The 2012 Elementary Exhibition focused on sustainable transportation concepts. The workshop challenged children to develop art projects related to this theme. The Museum graciously offered their art studio and its supplies which include re-purposed materials that would otherwise be in the garbage. You can read the 2012 Challenge below.
2012 Elementary Art Exhibition Challenge
When you ride in a car it needs gas in order to drive. Gas is a fossil fuel and for your car to operate it must burn that fossil fuel. Fossil fuels, when burned, create pollution that enters the atmosphere, which is bad for the environment. Create a picture of how you could travel around Richmond without using any fossil fuels. How would you get from place to place, on a form of transportation powered by you or a renewable energy source? (solar, wind, etc.) Use you imagination! You can help the planet by choosing new ways to get around that will minimize your negative impact and instead, create a positive impact.

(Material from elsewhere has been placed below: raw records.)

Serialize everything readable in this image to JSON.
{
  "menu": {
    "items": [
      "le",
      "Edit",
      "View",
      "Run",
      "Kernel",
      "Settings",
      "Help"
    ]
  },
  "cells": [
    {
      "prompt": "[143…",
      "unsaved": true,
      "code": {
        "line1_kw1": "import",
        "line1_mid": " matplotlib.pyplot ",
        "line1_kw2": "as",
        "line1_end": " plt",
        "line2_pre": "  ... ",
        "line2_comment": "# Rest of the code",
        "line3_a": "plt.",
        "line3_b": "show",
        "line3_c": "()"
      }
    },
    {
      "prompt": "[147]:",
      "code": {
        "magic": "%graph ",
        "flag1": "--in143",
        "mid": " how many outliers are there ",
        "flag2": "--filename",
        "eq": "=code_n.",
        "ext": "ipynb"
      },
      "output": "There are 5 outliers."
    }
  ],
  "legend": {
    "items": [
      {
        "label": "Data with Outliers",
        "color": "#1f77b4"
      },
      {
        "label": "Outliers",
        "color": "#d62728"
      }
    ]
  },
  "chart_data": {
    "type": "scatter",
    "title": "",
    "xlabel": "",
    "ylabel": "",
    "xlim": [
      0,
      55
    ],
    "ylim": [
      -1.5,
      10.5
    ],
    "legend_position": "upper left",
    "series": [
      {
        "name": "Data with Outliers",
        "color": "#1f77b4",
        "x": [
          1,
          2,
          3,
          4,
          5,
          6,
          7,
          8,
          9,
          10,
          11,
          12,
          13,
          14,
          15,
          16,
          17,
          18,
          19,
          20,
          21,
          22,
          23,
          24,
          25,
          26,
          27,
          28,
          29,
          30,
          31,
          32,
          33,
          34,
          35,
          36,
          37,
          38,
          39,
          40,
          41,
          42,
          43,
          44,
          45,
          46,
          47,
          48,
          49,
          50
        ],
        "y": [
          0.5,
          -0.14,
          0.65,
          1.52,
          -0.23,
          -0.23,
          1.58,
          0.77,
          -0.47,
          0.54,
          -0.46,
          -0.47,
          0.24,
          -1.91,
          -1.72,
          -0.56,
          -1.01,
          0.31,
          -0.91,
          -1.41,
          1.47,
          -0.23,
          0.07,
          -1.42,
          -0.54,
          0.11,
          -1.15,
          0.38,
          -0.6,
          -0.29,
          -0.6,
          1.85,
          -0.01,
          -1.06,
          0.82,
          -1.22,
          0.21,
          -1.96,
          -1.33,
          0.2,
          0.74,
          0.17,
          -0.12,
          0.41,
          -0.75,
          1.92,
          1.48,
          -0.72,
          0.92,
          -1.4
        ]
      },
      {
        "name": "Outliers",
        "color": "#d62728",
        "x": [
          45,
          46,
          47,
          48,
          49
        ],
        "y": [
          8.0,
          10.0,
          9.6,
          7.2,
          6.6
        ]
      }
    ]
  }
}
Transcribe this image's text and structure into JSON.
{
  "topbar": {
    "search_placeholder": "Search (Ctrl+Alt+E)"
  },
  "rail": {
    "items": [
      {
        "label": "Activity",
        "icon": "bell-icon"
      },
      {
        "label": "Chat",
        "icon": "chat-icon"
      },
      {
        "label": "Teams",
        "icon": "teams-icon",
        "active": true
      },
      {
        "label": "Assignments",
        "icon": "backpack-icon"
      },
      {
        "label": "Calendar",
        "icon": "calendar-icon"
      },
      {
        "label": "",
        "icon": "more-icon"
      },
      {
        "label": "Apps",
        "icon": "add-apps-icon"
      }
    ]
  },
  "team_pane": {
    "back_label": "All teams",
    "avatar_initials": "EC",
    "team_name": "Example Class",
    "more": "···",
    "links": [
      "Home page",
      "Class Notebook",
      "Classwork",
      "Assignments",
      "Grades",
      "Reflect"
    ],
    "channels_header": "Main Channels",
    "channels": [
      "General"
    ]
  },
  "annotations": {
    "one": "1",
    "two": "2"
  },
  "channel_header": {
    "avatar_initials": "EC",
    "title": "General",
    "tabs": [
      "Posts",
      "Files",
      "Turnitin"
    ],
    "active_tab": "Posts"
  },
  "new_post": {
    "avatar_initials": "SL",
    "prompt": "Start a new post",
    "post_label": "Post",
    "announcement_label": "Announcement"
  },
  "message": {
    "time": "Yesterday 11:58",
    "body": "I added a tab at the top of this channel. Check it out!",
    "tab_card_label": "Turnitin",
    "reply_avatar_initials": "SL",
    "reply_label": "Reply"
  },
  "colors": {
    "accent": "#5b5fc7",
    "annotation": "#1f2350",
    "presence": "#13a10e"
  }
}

A Southern Approach to Richmond
In 1910, the City of Manchester became Virginia’s first “Lost City” when it was incorporated into Richmond. Since then, what is now the Manchester neighborhood has struggled to create a new and accurate identity that reflects its history as well as its current residents and potential. Today the historic neighborhood of Manchester serves as Richmond’s main point of entry from the south. Is Manchester a Place or a Gateway? Can it be both? How is a Gateway sustainable as a Place?
The recognizably industrial Manchester Richmond neighborhood is currently experiencing a shift towards mixed-use development with apartments, condominiums, art galleries, boutique industries, offices and restaurants. The 2011 Green Spaces competition looked specifically at “Old Manchester”, challenging participants to use sustainable design principles in creating a GREEN GATEWAY to Richmond. Proposed solutions and strategies needed to address the unique cultural, economic and environmental opportunities specific to Richmond’s Manchester neighborhood and the City of Richmond. The 2011 competition challenge was part one of a two-part/two-year competition. As Green Spaces 2011 focused on “Old Manchester”, Green Spaces 2012 focused on issues facing Mayo Island and the 14th Street Bridge.